But even if the costs are passed on to tenants in the form of rent increases, that is still easier for them to deal with than a large one-off fee for services they never asked for, said Whitney Hu, director of civic engagement at affordable housing advocacy group Churches United for Fair Housing.

“Even if a landlord was to pass on the cost, it would be something that's broken down into 12 months versus an upfront cost,” she said. “For a lot of people, paying $20 more a month versus paying upfront is a huge, huge difference.”

CUFFH is one of 33 NYC advocacy groups that signed a letter to City Council Speaker Adrienne Adams and Consumer and Worker Protections Chair Julie Menin in support of the FARE Act, arguing it will result in more choice for tenants.

“The FARE Act does not curtail a broker’s ability to receive compensation,” the letter says. “It instead helps foster a competitive and free market for brokering services by ensuring that contracts are negotiated fairly between parties involved in both the selling and purchasing.” 

But the brokers who show up at City Hall next week are fighting for their earnings, said Deborah Riegel, a member attorney at Rosenberg & Estis who worked as an aide in the state legislature prior to her legal career.

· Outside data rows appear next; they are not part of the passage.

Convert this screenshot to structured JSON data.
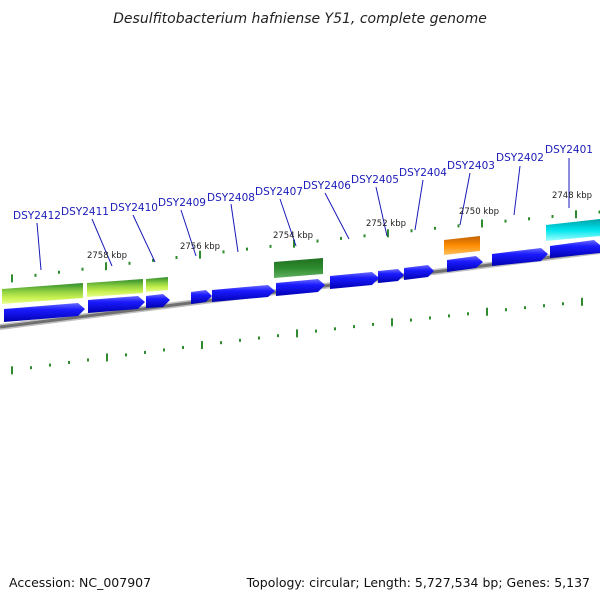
{
  "title": "Desulfitobacterium hafniense Y51, complete genome",
  "footer": {
    "accession": "Accession: NC_007907",
    "summary": "Topology: circular; Length: 5,727,534 bp; Genes: 5,137"
  },
  "gene_labels": [
    "DSY2412",
    "DSY2411",
    "DSY2410",
    "DSY2409",
    "DSY2408",
    "DSY2407",
    "DSY2406",
    "DSY2405",
    "DSY2404",
    "DSY2403",
    "DSY2402",
    "DSY2401"
  ],
  "kbp_labels": [
    "2758 kbp",
    "2756 kbp",
    "2754 kbp",
    "2752 kbp",
    "2750 kbp",
    "2748 kbp"
  ],
  "colors": {
    "gene_label": "#1a1ab8",
    "cds_blue": "#0000ee",
    "feature_green": "#2e8b2e",
    "feature_lightgreen": "#b8f040",
    "feature_orange": "#ff8c00",
    "feature_cyan": "#00e5ee",
    "backbone": "#888888",
    "tick": "#2e8b2e"
  }
}
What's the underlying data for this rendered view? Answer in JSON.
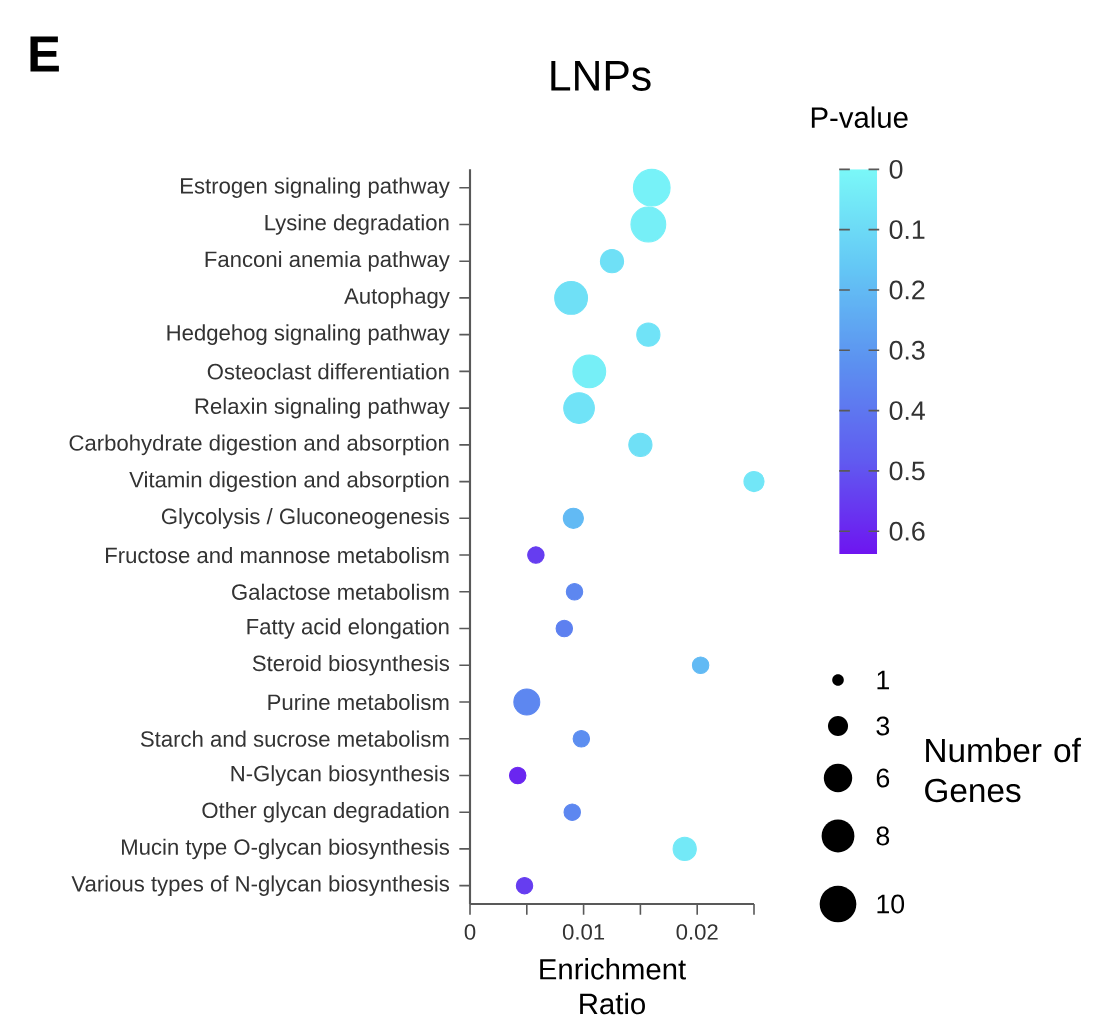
{
  "chart_data": {
    "type": "bubble",
    "orientation": "horizontal",
    "title": "LNPs",
    "xlabel": "Enrichment Ratio",
    "clabel": "P-value",
    "legend_title": "Number of Genes",
    "annotations": [
      "E"
    ],
    "categories": [
      "Estrogen signaling pathway",
      "Lysine degradation",
      "Fanconi anemia pathway",
      "Autophagy",
      "Hedgehog signaling pathway",
      "Osteoclast differentiation",
      "Relaxin signaling pathway",
      "Carbohydrate digestion and absorption",
      "Vitamin digestion and absorption",
      "Glycolysis / Gluconeogenesis",
      "Fructose and mannose metabolism",
      "Galactose metabolism",
      "Fatty acid elongation",
      "Steroid biosynthesis",
      "Purine metabolism",
      "Starch and sucrose metabolism",
      "N-Glycan biosynthesis",
      "Other glycan degradation",
      "Mucin type O-glycan biosynthesis",
      "Various types of N-glycan biosynthesis"
    ],
    "values": [
      0.016,
      0.0157,
      0.0125,
      0.0089,
      0.0157,
      0.0105,
      0.0096,
      0.015,
      0.025,
      0.0091,
      0.0058,
      0.0092,
      0.0083,
      0.0203,
      0.005,
      0.0098,
      0.0042,
      0.009,
      0.0189,
      0.0048
    ],
    "sizes": [
      10,
      9,
      4,
      8,
      4,
      8,
      7,
      4,
      3,
      3,
      2,
      2,
      2,
      2,
      5,
      2,
      2,
      2,
      4,
      2
    ],
    "cvalues": [
      0.02,
      0.03,
      0.08,
      0.08,
      0.07,
      0.03,
      0.07,
      0.08,
      0.06,
      0.2,
      0.55,
      0.35,
      0.37,
      0.2,
      0.35,
      0.33,
      0.6,
      0.35,
      0.05,
      0.55
    ],
    "size_legend": [
      1,
      3,
      6,
      8,
      10
    ],
    "clim": [
      0,
      0.64
    ],
    "cticks": [
      0,
      0.1,
      0.2,
      0.3,
      0.4,
      0.5,
      0.6
    ],
    "xlim": [
      0,
      0.025
    ],
    "xticks": [
      0,
      {
        "value": 0.005,
        "label": null
      },
      0.01,
      {
        "value": 0.015,
        "label": null
      },
      0.02,
      {
        "value": 0.025,
        "label": null
      }
    ]
  }
}
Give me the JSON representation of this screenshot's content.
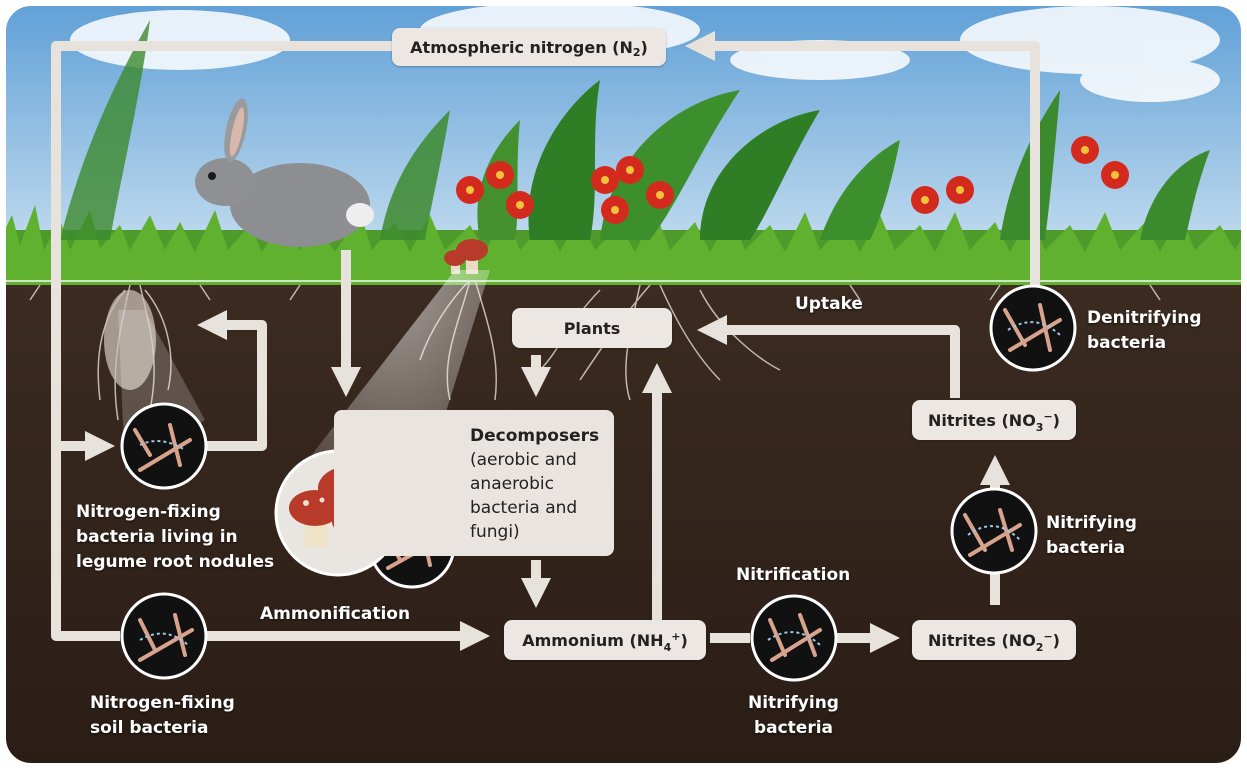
{
  "nodes": {
    "atmospheric_nitrogen": {
      "text": "Atmospheric nitrogen (N",
      "sub": "2",
      "close": ")"
    },
    "plants": "Plants",
    "ammonium": {
      "text": "Ammonium (NH",
      "sub": "4",
      "sup": "+",
      "close": ")"
    },
    "nitrites_no2": {
      "text": "Nitrites (NO",
      "sub": "2",
      "sup": "−",
      "close": ")"
    },
    "nitrites_no3": {
      "text": "Nitrites (NO",
      "sub": "3",
      "sup": "−",
      "close": ")"
    },
    "decomposers": {
      "title": "Decomposers",
      "description": "(aerobic and\nanaerobic\nbacteria and\nfungi)"
    }
  },
  "labels": {
    "uptake": "Uptake",
    "denitrifying": [
      "Denitrifying",
      "bacteria"
    ],
    "nitrifying_right": [
      "Nitrifying",
      "bacteria"
    ],
    "nitrification": "Nitrification",
    "nitrifying_bottom": [
      "Nitrifying",
      "bacteria"
    ],
    "ammonification": "Ammonification",
    "legume_bacteria": [
      "Nitrogen-fixing",
      "bacteria living in",
      "legume root nodules"
    ],
    "soil_bacteria": [
      "Nitrogen-fixing",
      "soil bacteria"
    ]
  },
  "colors": {
    "sky_top": "#5f9fd6",
    "sky_bottom": "#cfe4f2",
    "grass": "#4e9a2a",
    "soil_top": "#3a2a20",
    "soil_bottom": "#2a1d16",
    "arrow": "#e8e2dc",
    "box": "#ece7e2",
    "flower_red": "#d42a1e",
    "mushroom_cap": "#b83a2a"
  }
}
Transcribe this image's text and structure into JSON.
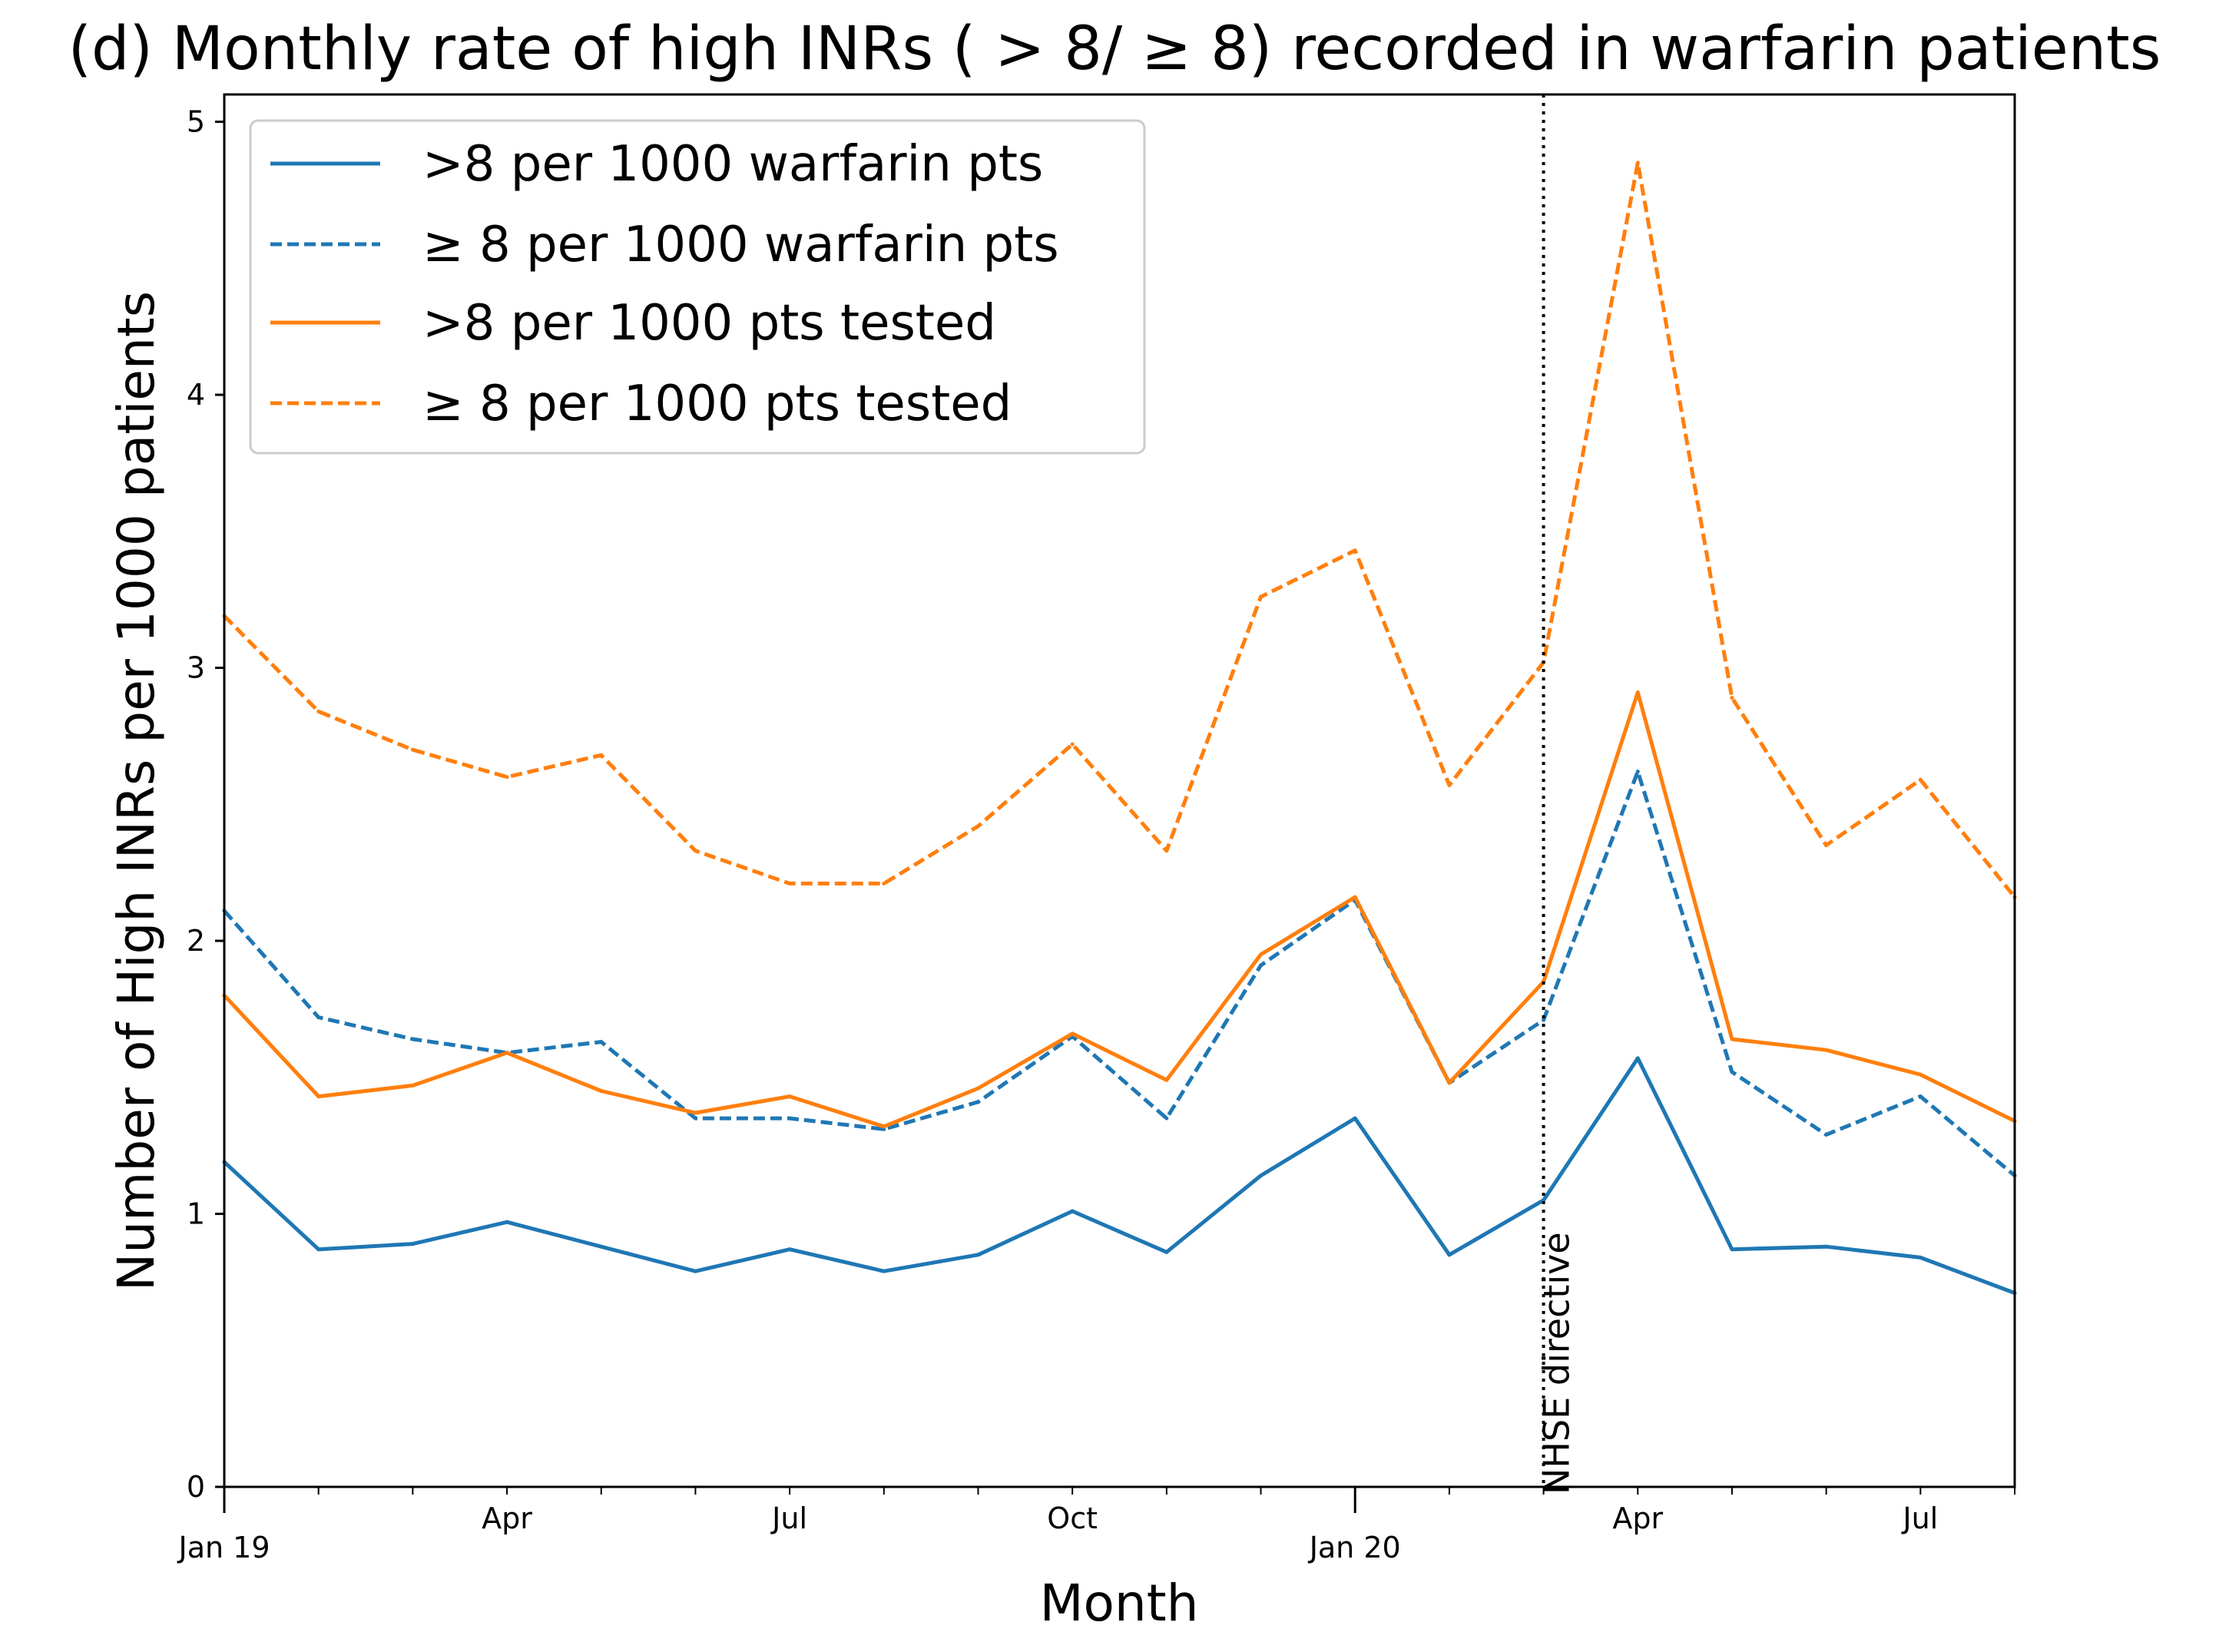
{
  "chart_data": {
    "type": "line",
    "title": "(d) Monthly rate of high INRs ( > 8/ ≥ 8) recorded in warfarin patients",
    "xlabel": "Month",
    "ylabel": "Number of High INRs per 1000 patients",
    "x": [
      "2019-01",
      "2019-02",
      "2019-03",
      "2019-04",
      "2019-05",
      "2019-06",
      "2019-07",
      "2019-08",
      "2019-09",
      "2019-10",
      "2019-11",
      "2019-12",
      "2020-01",
      "2020-02",
      "2020-03",
      "2020-04",
      "2020-05",
      "2020-06",
      "2020-07",
      "2020-08"
    ],
    "xlim": [
      "2019-01",
      "2020-08"
    ],
    "ylim": [
      0,
      5.1
    ],
    "x_major_ticks": [
      {
        "x": "2019-01",
        "label": "Jan 19",
        "major": true
      },
      {
        "x": "2019-04",
        "label": "Apr",
        "major": false
      },
      {
        "x": "2019-07",
        "label": "Jul",
        "major": false
      },
      {
        "x": "2019-10",
        "label": "Oct",
        "major": false
      },
      {
        "x": "2020-01",
        "label": "Jan 20",
        "major": true
      },
      {
        "x": "2020-04",
        "label": "Apr",
        "major": false
      },
      {
        "x": "2020-07",
        "label": "Jul",
        "major": false
      }
    ],
    "y_ticks": [
      {
        "value": 0,
        "label": "0"
      },
      {
        "value": 1,
        "label": "1"
      },
      {
        "value": 2,
        "label": "2"
      },
      {
        "value": 3,
        "label": "3"
      },
      {
        "value": 4,
        "label": "4"
      },
      {
        "value": 5,
        "label": "5"
      }
    ],
    "series": [
      {
        "name": ">8 per 1000 warfarin pts",
        "color": "#1f77b4",
        "style": "solid",
        "values": [
          1.19,
          0.87,
          0.89,
          0.97,
          0.88,
          0.79,
          0.87,
          0.79,
          0.85,
          1.01,
          0.86,
          1.14,
          1.35,
          0.85,
          1.05,
          1.57,
          0.87,
          0.88,
          0.84,
          0.71
        ]
      },
      {
        "name": "≥ 8 per 1000 warfarin pts",
        "color": "#1f77b4",
        "style": "dashed",
        "values": [
          2.11,
          1.72,
          1.64,
          1.59,
          1.63,
          1.35,
          1.35,
          1.31,
          1.41,
          1.65,
          1.35,
          1.91,
          2.15,
          1.48,
          1.71,
          2.62,
          1.52,
          1.29,
          1.43,
          1.14
        ]
      },
      {
        "name": ">8 per 1000 pts tested",
        "color": "#ff7f0e",
        "style": "solid",
        "values": [
          1.8,
          1.43,
          1.47,
          1.59,
          1.45,
          1.37,
          1.43,
          1.32,
          1.46,
          1.66,
          1.49,
          1.95,
          2.16,
          1.48,
          1.85,
          2.91,
          1.64,
          1.6,
          1.51,
          1.34
        ]
      },
      {
        "name": "≥ 8 per 1000 pts tested",
        "color": "#ff7f0e",
        "style": "dashed",
        "values": [
          3.19,
          2.84,
          2.7,
          2.6,
          2.68,
          2.33,
          2.21,
          2.21,
          2.42,
          2.72,
          2.33,
          3.26,
          3.43,
          2.57,
          3.02,
          4.85,
          2.89,
          2.35,
          2.59,
          2.16
        ]
      }
    ],
    "annotation": {
      "x": "2020-03",
      "text": "NHSE directive",
      "line_style": "dotted",
      "color": "#000000"
    },
    "legend_position": "top-left",
    "grid": false
  }
}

“Owners aren't going to absorb this cost. They can’t,” she said. “And if they do absorb the cost, it’s certainly going to hurt the brokers, because they’re not going to be paying them the same commission levels.”

Sanai, the broker for Douglas Elliman, said he is concerned for his livelihood if Ossé's bill passes. His job hasn't meant cushy commissions — he once gave himself mercury poisoning from eating 14 cans of tuna a day.

“I wake up every day, and I'm afraid I'm going to get launched back into my old life when I was eating tuna fish,” he said.